Computer and network company layoffs so far this year look relatively light vs. those in recent years, when the numbers of those losing their jobs at individual companies frequently rose into the multiple thousands, sometimes hitting five figures.
This has taken place against a backdrop of an overall improving job market, with positions being added and unemployment holding steady, according to the June Department of Labor numbers. What's more, market watchers such as Dice have found that tech-focused hiring managers expect to hire more people in the second half of the year than they did in the first half.
This isn't all to say that significant numbers of people at the companies Network World tracks, in addition to IT staff at all sorts of organizations (much harder to track these layoffs in aggregate), haven't lost their jobs this year or will in the months to come based on corporate restructuring plans.
HP has been among the most aggressive in making cuts over the past couple of years under CEO Meg Whitman, who has outlined a $3.5 billion cost reduction plan that is being achieved in large part through layoffs and early retirements across what had been a 350,000-person staff last year. A HP has also been cutting costs by adopting more cloud computing services. Whitman said in March that the company had reached the halfway mark in its restructuring, with 15,000 cuts to go between then and the end of next year.

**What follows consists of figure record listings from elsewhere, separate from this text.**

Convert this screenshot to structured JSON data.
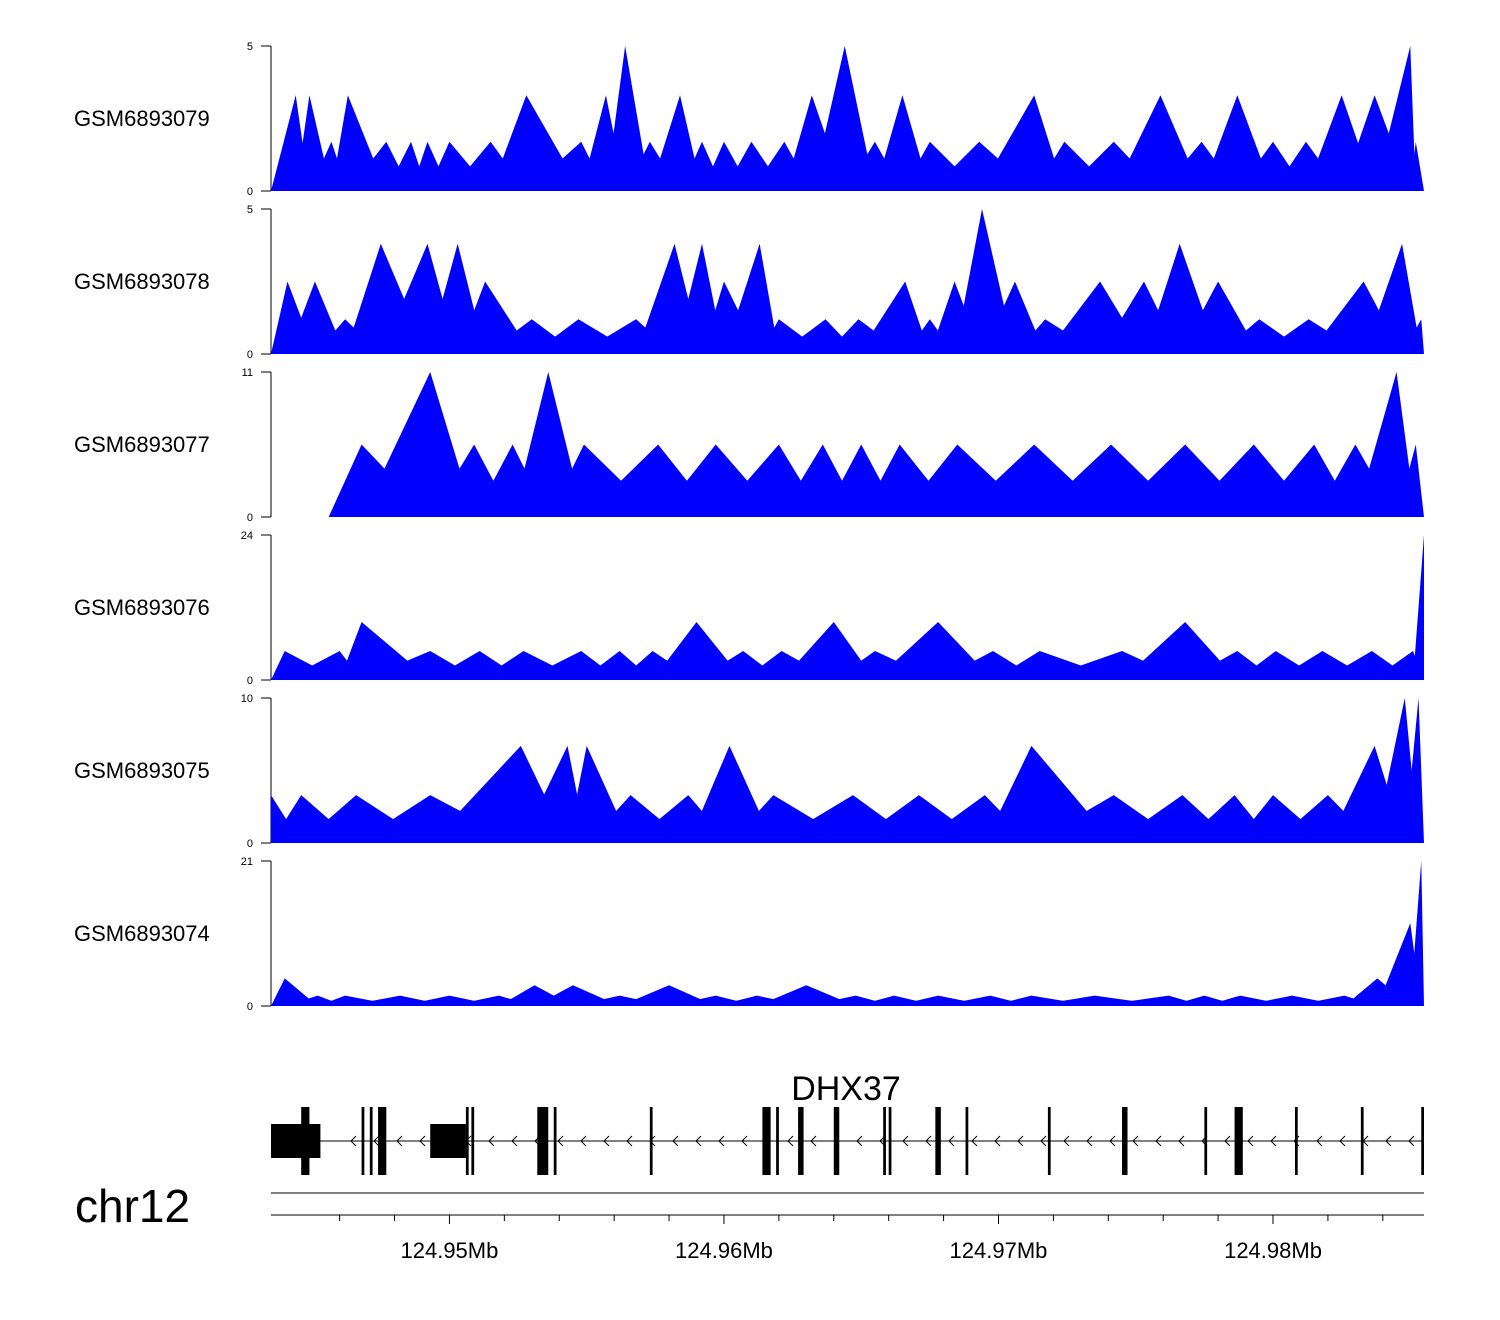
{
  "chart_data": {
    "type": "area",
    "chromosome": "chr12",
    "gene": "DHX37",
    "xlim": [
      124.9435,
      124.9855
    ],
    "xlabel_unit": "Mb",
    "x_tick_labels": [
      "124.95Mb",
      "124.96Mb",
      "124.97Mb",
      "124.98Mb"
    ],
    "x_tick_values": [
      124.95,
      124.96,
      124.97,
      124.98
    ],
    "minor_tick_values": [
      124.946,
      124.948,
      124.952,
      124.954,
      124.956,
      124.958,
      124.962,
      124.964,
      124.966,
      124.968,
      124.972,
      124.974,
      124.976,
      124.978,
      124.982,
      124.984
    ],
    "fill_color": "#0000ff",
    "tracks": [
      {
        "name": "GSM6893079",
        "ylim": [
          0,
          5
        ],
        "ytick_labels": [
          "0",
          "5"
        ],
        "peaks": [
          [
            124.9444,
            3.3
          ],
          [
            124.9449,
            3.3
          ],
          [
            124.9457,
            1.7
          ],
          [
            124.9463,
            3.3
          ],
          [
            124.9477,
            1.7
          ],
          [
            124.9486,
            1.7
          ],
          [
            124.9492,
            1.7
          ],
          [
            124.95,
            1.7
          ],
          [
            124.9515,
            1.7
          ],
          [
            124.9528,
            3.3
          ],
          [
            124.9548,
            1.7
          ],
          [
            124.9557,
            3.3
          ],
          [
            124.9564,
            5
          ],
          [
            124.9573,
            1.7
          ],
          [
            124.9584,
            3.3
          ],
          [
            124.9592,
            1.7
          ],
          [
            124.96,
            1.7
          ],
          [
            124.961,
            1.7
          ],
          [
            124.9622,
            1.7
          ],
          [
            124.9632,
            3.3
          ],
          [
            124.9644,
            5
          ],
          [
            124.9655,
            1.7
          ],
          [
            124.9665,
            3.3
          ],
          [
            124.9675,
            1.7
          ],
          [
            124.9693,
            1.7
          ],
          [
            124.9713,
            3.3
          ],
          [
            124.9724,
            1.7
          ],
          [
            124.9742,
            1.7
          ],
          [
            124.9759,
            3.3
          ],
          [
            124.9774,
            1.7
          ],
          [
            124.9787,
            3.3
          ],
          [
            124.98,
            1.7
          ],
          [
            124.9812,
            1.7
          ],
          [
            124.9825,
            3.3
          ],
          [
            124.9837,
            3.3
          ],
          [
            124.985,
            5
          ],
          [
            124.9852,
            1.7
          ]
        ]
      },
      {
        "name": "GSM6893078",
        "ylim": [
          0,
          5
        ],
        "ytick_labels": [
          "0",
          "5"
        ],
        "peaks": [
          [
            124.9441,
            2.5
          ],
          [
            124.9451,
            2.5
          ],
          [
            124.9462,
            1.2
          ],
          [
            124.9475,
            3.8
          ],
          [
            124.9492,
            3.8
          ],
          [
            124.9503,
            3.8
          ],
          [
            124.9513,
            2.5
          ],
          [
            124.953,
            1.2
          ],
          [
            124.9547,
            1.2
          ],
          [
            124.9568,
            1.2
          ],
          [
            124.9582,
            3.8
          ],
          [
            124.9592,
            3.8
          ],
          [
            124.96,
            2.5
          ],
          [
            124.9613,
            3.8
          ],
          [
            124.962,
            1.2
          ],
          [
            124.9637,
            1.2
          ],
          [
            124.9649,
            1.2
          ],
          [
            124.9666,
            2.5
          ],
          [
            124.9675,
            1.2
          ],
          [
            124.9684,
            2.5
          ],
          [
            124.9694,
            5
          ],
          [
            124.9706,
            2.5
          ],
          [
            124.9717,
            1.2
          ],
          [
            124.9737,
            2.5
          ],
          [
            124.9753,
            2.5
          ],
          [
            124.9766,
            3.8
          ],
          [
            124.978,
            2.5
          ],
          [
            124.9795,
            1.2
          ],
          [
            124.9813,
            1.2
          ],
          [
            124.9833,
            2.5
          ],
          [
            124.9847,
            3.8
          ],
          [
            124.9854,
            1.2
          ]
        ]
      },
      {
        "name": "GSM6893077",
        "ylim": [
          0,
          11
        ],
        "ytick_labels": [
          "0",
          "11"
        ],
        "peaks": [
          [
            124.9468,
            5.5
          ],
          [
            124.9493,
            11
          ],
          [
            124.9509,
            5.5
          ],
          [
            124.9523,
            5.5
          ],
          [
            124.9536,
            11
          ],
          [
            124.9549,
            5.5
          ],
          [
            124.9576,
            5.5
          ],
          [
            124.9597,
            5.5
          ],
          [
            124.962,
            5.5
          ],
          [
            124.9636,
            5.5
          ],
          [
            124.965,
            5.5
          ],
          [
            124.9664,
            5.5
          ],
          [
            124.9685,
            5.5
          ],
          [
            124.9713,
            5.5
          ],
          [
            124.9741,
            5.5
          ],
          [
            124.9768,
            5.5
          ],
          [
            124.9793,
            5.5
          ],
          [
            124.9815,
            5.5
          ],
          [
            124.983,
            5.5
          ],
          [
            124.9845,
            11
          ],
          [
            124.9852,
            5.5
          ]
        ]
      },
      {
        "name": "GSM6893076",
        "ylim": [
          0,
          24
        ],
        "ytick_labels": [
          "0",
          "24"
        ],
        "peaks": [
          [
            124.944,
            4.8
          ],
          [
            124.946,
            4.8
          ],
          [
            124.9468,
            9.6
          ],
          [
            124.9493,
            4.8
          ],
          [
            124.9511,
            4.8
          ],
          [
            124.9527,
            4.8
          ],
          [
            124.9548,
            4.8
          ],
          [
            124.9562,
            4.8
          ],
          [
            124.9574,
            4.8
          ],
          [
            124.959,
            9.6
          ],
          [
            124.9607,
            4.8
          ],
          [
            124.9621,
            4.8
          ],
          [
            124.964,
            9.6
          ],
          [
            124.9655,
            4.8
          ],
          [
            124.9678,
            9.6
          ],
          [
            124.9698,
            4.8
          ],
          [
            124.9715,
            4.8
          ],
          [
            124.9745,
            4.8
          ],
          [
            124.9768,
            9.6
          ],
          [
            124.9787,
            4.8
          ],
          [
            124.9801,
            4.8
          ],
          [
            124.9818,
            4.8
          ],
          [
            124.9836,
            4.8
          ],
          [
            124.9851,
            4.8
          ],
          [
            124.9855,
            24
          ]
        ]
      },
      {
        "name": "GSM6893075",
        "ylim": [
          0,
          10
        ],
        "ytick_labels": [
          "0",
          "10"
        ],
        "peaks": [
          [
            124.9435,
            3.3
          ],
          [
            124.9446,
            3.3
          ],
          [
            124.9466,
            3.3
          ],
          [
            124.9493,
            3.3
          ],
          [
            124.9526,
            6.7
          ],
          [
            124.9543,
            6.7
          ],
          [
            124.955,
            6.7
          ],
          [
            124.9566,
            3.3
          ],
          [
            124.9587,
            3.3
          ],
          [
            124.9602,
            6.7
          ],
          [
            124.9618,
            3.3
          ],
          [
            124.9647,
            3.3
          ],
          [
            124.9671,
            3.3
          ],
          [
            124.9695,
            3.3
          ],
          [
            124.9712,
            6.7
          ],
          [
            124.9742,
            3.3
          ],
          [
            124.9767,
            3.3
          ],
          [
            124.9786,
            3.3
          ],
          [
            124.98,
            3.3
          ],
          [
            124.982,
            3.3
          ],
          [
            124.9837,
            6.7
          ],
          [
            124.9848,
            10
          ],
          [
            124.9853,
            10
          ]
        ]
      },
      {
        "name": "GSM6893074",
        "ylim": [
          0,
          21
        ],
        "ytick_labels": [
          "0",
          "21"
        ],
        "peaks": [
          [
            124.944,
            4
          ],
          [
            124.9452,
            1.5
          ],
          [
            124.9462,
            1.5
          ],
          [
            124.9482,
            1.5
          ],
          [
            124.95,
            1.5
          ],
          [
            124.9518,
            1.5
          ],
          [
            124.9531,
            3
          ],
          [
            124.9545,
            3
          ],
          [
            124.9562,
            1.5
          ],
          [
            124.958,
            3
          ],
          [
            124.9597,
            1.5
          ],
          [
            124.9612,
            1.5
          ],
          [
            124.963,
            3
          ],
          [
            124.9648,
            1.5
          ],
          [
            124.9662,
            1.5
          ],
          [
            124.9678,
            1.5
          ],
          [
            124.9697,
            1.5
          ],
          [
            124.9712,
            1.5
          ],
          [
            124.9735,
            1.5
          ],
          [
            124.9762,
            1.5
          ],
          [
            124.9775,
            1.5
          ],
          [
            124.9788,
            1.5
          ],
          [
            124.9807,
            1.5
          ],
          [
            124.9826,
            1.5
          ],
          [
            124.9838,
            4
          ],
          [
            124.985,
            12
          ],
          [
            124.9854,
            21
          ]
        ]
      }
    ],
    "gene_model": {
      "strand": "-",
      "exons": [
        [
          124.9435,
          124.9453
        ],
        [
          124.9446,
          124.9449
        ],
        [
          124.9468,
          124.9469
        ],
        [
          124.9471,
          124.9472
        ],
        [
          124.9474,
          124.9477
        ],
        [
          124.9493,
          124.9506
        ],
        [
          124.9506,
          124.9507
        ],
        [
          124.9508,
          124.9509
        ],
        [
          124.9532,
          124.9536
        ],
        [
          124.9538,
          124.9539
        ],
        [
          124.9573,
          124.9574
        ],
        [
          124.9614,
          124.9617
        ],
        [
          124.9619,
          124.962
        ],
        [
          124.9627,
          124.9629
        ],
        [
          124.964,
          124.9642
        ],
        [
          124.9658,
          124.9659
        ],
        [
          124.966,
          124.9661
        ],
        [
          124.9677,
          124.9679
        ],
        [
          124.9688,
          124.9689
        ],
        [
          124.9718,
          124.9719
        ],
        [
          124.9745,
          124.9747
        ],
        [
          124.9775,
          124.9776
        ],
        [
          124.9786,
          124.9789
        ],
        [
          124.9808,
          124.9809
        ],
        [
          124.9832,
          124.9833
        ],
        [
          124.9854,
          124.9855
        ]
      ]
    }
  }
}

HP rival IBM has also been trimming its workforce, though it's always difficult to put a finger on just how many cuts IBM is making. An employee organization called Alliance@IBM said 1,600 employees have lost their jobs this year, with more cuts possibly on the way. Computerworld reported in June that IBM is believed to have more employees in India (112,000 as of last fall) than in the United States, where the number is said to be below 100,000.
Another big computing player, EMC, has said it will lay off more than 1,000 people this year as part of a restructuring A designed to slash $80 million in spending (though the company has also said it is hiring people to focus on growth areas).
EMC subsidiary VMware announced in January it would zap some 900 jobs from its nearly 14,000-person workforce, though it is also adding about as many jobs CEO Pat Gelsinger at the time called the move a "realignment of resources" as the company sharpens its focus on software-defined data centers and hybrid cloud services.
"This includes shifting talent to new roles that support our growth opportunities as well as some targeted head count reductions," he said, according to an IDG News Service report.
Traditional networking companies have also whacked jobs this year. This includes market leader Cisco, which cut its workforce by about 500 people in May. Cisco at the time said: "We routinely review our business to determine where we need to align investments based on growth opportunities. Yesterday, Cisco performed a limited restructuring that will impact less than 1 percent of our population globally."
Separately, Extreme Networks revealed in a January financial filing that it was cutting 13% of its workforce (about 90 jobs) as part of an effort to slash spending by $7 million per quarter. Extreme, which has struggled to grow its market share in Ethernet switching, had a similar-sized layoff 18 months before.
The year began very roughly for Nokia's IT professionals, as more than 800 were transferred to outsourcing firms and another 300 lost their jobs. Nokia said at the time: The goal is to reduce operating costs and create an IT organization "appropriate for Nokia's current size and scope."
Motorola Mobility employees have been feeling the results of the company's buyout by Google in 2011. Motorola Mobility said in March it was cutting 1,200 staff, in addition to 4,000 axed last year as the company refocuses on high-end devices. Earlier this month, Google acknowledged in a financial report cutting more than 5,000 jobs at Motorola Mobility last quarter. Most of the job cuts last quarter were the result of a deal between manufacturing company Flextronics and Motorola.
On the consumer side, social games maker Zynga in June said it was eliminating 18% of its workforce, or about 500 jobs, in an effort to reduce costs and hone its focus on mobile. Zynga has struggled mightily since going public in 2011 and despite its high profile relationship with Facebook.
According to the latest numbers from outplacement firm Challenger, Gray & Christmas, employers announced 8.5% fewer job cuts through the first half of 2013 vs. the year-ago six-month period. The financial and retail industries have been particularly hard hit, and cuts surged in the computer industry in June. Spending cuts by the feds related to sequestration and concerns by others related to rising healthcare costs, are among some of the broader workforce reduction drivers, according to the outplacement firm. But here's the bright side of things:
"Right now, job cuts are on track to the have the second lowest annual total since 2000," according to Challenger, which notes the third quarter is typically the slowest period for downsizing. "Unless there is a major shock to the economy in the second half of 2013, we could see layoff activity decline continue toward pre-2000 levels."